Il martire vittorioso e il generale sconfitto. Ora, si dice, non si può non amare John Brown e al primo approccio è davvero così. Solo che quando in America vince lo spirito di John Brown non c'è più spazio per le parole. È l'idea che in nome di un principio, giusto nel caso dell'abolizione della schiavitù ma non è detto che sia sempre così, la strada maestra sia ammazzare chi non la pensa come te. John Brown non si confronta, John Brown spara. La sua canzone attraversò l'Atlantico, divenne coro da chiesa, eco di cortei, richiamo per generazioni che vedevano nell'America una promessa tradita. Eppure quella canzone non è rimasta nel XIX secolo. Ogni volta che l'America smette di parlare con se stessa, ogni volta che le parole si spezzano in urla e insulti, ogni volta che la sconfitta non viene accettata, la voce di John Brown torna a vibrare. È il fantasma che ricorda come finiscono le democrazie quando perdono il linguaggio comune.

Cosa sta succedendo in America? È saltato il principio fondante, il riconoscimento della sconfitta, il gesto che permette alla democrazia americana di non sbriciolarsi in mille pezzi.

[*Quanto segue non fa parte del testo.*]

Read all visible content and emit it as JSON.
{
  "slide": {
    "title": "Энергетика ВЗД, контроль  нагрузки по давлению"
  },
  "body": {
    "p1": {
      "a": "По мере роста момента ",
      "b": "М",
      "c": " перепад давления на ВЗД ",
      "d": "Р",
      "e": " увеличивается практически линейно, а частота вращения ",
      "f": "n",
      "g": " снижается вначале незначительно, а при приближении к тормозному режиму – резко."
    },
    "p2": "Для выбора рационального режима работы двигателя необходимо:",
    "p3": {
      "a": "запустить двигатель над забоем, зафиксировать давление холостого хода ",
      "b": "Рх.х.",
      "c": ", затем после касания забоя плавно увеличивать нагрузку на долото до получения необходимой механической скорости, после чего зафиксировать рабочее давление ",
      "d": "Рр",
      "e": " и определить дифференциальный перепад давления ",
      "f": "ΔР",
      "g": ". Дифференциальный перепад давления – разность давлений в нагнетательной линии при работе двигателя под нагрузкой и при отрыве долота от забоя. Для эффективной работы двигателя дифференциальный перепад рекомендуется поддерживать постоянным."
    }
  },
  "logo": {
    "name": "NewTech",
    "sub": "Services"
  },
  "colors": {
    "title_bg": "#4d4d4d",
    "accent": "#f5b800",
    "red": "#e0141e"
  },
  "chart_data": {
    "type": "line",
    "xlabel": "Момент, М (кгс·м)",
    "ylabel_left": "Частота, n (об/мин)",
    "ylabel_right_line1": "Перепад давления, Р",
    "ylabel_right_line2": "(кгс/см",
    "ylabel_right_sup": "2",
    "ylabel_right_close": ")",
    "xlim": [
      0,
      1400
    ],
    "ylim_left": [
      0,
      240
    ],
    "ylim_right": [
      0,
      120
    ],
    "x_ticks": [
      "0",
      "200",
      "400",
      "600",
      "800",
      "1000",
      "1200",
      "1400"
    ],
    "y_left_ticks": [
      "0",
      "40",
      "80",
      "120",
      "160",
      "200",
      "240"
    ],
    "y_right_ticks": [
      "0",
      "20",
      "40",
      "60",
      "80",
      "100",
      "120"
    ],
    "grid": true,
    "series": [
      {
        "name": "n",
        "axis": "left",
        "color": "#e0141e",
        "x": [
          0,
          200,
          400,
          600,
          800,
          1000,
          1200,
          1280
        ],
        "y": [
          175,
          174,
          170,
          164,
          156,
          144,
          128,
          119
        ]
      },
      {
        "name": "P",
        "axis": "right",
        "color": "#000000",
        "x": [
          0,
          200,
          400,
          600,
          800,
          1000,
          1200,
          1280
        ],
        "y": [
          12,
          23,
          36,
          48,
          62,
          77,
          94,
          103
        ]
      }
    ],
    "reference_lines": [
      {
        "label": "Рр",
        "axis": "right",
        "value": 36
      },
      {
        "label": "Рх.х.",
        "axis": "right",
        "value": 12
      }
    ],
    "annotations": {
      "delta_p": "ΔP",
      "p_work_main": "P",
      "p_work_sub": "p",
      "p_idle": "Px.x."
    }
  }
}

Trump con l'assalto a Capitol Hill ha dato un colpo letale, gli intolleranti anti trupiani sono passati alle armi, una pallottola fortunata contro Donald, l'altra drammatica che uccide Charlie Kirk. Sì, anche questo fa parte dello spirito di John Brown, spinto fino al non senso, al nichilismo di chi odia senza ragione. "E pluribus unum", il motto inciso sui sigilli e nelle monete, significa che dal molteplice nasce l'uno. Ma se l'uno si spezza? Se le differenze non si riconoscono più dentro un orizzonte comune, allora il molteplice resta solo moltitudine, folla senza patria. È quello che si respira in America oggi, nelle piazze e nelle urne, nei social e nei tribunali. Una parte non riconosce la vittoria dell'altra, non ammette la sconfitta, non accetta che la democrazia è anche perdita. La parola non è più ponte, ma lama. E in questo clima ogni John Brown può tornare, non come uomo in carne e ossa, ma come simbolo di frattura. La forza e la maledizione dell'America è che vive di simboli. La sua anima marcia davvero, come diceva la canzone, e lo fa in ogni conflitto che la attraversa. John Brown non è stato solo un uomo del suo tempo, è diventato una parabola. Racconta che senza un linguaggio condiviso, senza la possibilità di fermarsi e dire "abbiamo perso, ora ricominciamo insieme", non resta che la corda del boia, la spada, la polvere dei campi di battaglia. Oggi, guardando l'America spaccata in due, con la rabbia che cresce, con il sospetto che diventa odio, con la sconfitta che non viene accettata, torna quel monito. Quando il molteplice non riconosce più un denominatore comune, l'unità si dissolve. Allora la canzone di John Brown non è memoria, ma futuro possibile.

Il suo corpo resta nella tomba, ma la sua anima marcia

ancora. E non è detto che lo faccia sempre dalla parte giusta. Dio stramaledica John Brown e tutti i suoi avversari. Glory, Glory! Hallelujah!, Glory, Glory! Hallelujah! Glory, Glory! Hallelujah! His soul is marching on.